I know that the whole world loves the “fast fashion”. A lot of people don’t care what is the truth behind the production of garments. We see upcycling as a very positive trend for our market, for the promotional market. Because we produce for companies – for Samsung, Coca Cola, for Michelin, etc. These are companies that have incorporated in corporate social responsibility objectives the thing eco-sustainability. Currently, we are sensing that it is a lot more important for Business to Business that it is on a retail level. The famous H&M chain for example has a tiny line for organic cotton. Organic cotton is good too, but it is not as good as upcycled.
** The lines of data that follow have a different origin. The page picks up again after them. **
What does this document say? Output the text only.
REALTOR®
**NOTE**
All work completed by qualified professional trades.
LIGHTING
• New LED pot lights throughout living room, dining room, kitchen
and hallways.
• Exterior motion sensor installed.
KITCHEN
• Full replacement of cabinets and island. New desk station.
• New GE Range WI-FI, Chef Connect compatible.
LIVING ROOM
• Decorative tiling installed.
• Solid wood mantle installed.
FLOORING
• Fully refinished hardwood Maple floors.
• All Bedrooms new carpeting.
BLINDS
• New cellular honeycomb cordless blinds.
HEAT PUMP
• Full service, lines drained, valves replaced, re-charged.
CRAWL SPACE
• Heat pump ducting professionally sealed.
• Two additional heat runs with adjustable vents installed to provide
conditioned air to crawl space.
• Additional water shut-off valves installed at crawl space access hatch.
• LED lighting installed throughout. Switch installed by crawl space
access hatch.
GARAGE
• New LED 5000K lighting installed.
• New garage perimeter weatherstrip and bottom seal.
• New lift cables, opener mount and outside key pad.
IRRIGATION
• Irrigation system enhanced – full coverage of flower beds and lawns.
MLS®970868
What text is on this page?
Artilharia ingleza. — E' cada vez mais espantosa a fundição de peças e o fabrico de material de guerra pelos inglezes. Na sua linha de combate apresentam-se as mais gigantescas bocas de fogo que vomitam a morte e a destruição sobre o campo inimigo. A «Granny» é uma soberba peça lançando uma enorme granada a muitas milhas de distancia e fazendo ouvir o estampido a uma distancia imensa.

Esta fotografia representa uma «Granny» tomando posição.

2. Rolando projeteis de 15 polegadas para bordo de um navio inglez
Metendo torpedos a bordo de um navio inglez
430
The demand for sustainable promotional products is growing. In the last 6 weeks, especially post Covid-19 everyone who is restarting their business, wanting to order socks and business gifts, puts big focus now on sustainability. It shows your corporate value, what your company stands for, what it represents. It is becoming increasingly more and more important now. But in retail, in 30- or 40-years time, you will probably find 3-4% of the entire world retail is doing to be upcycled if we are lucky. Because it is all about money. When it is upcycled, there will never ever be enough textile wastage for the world to want to go upcycled, unfortunately.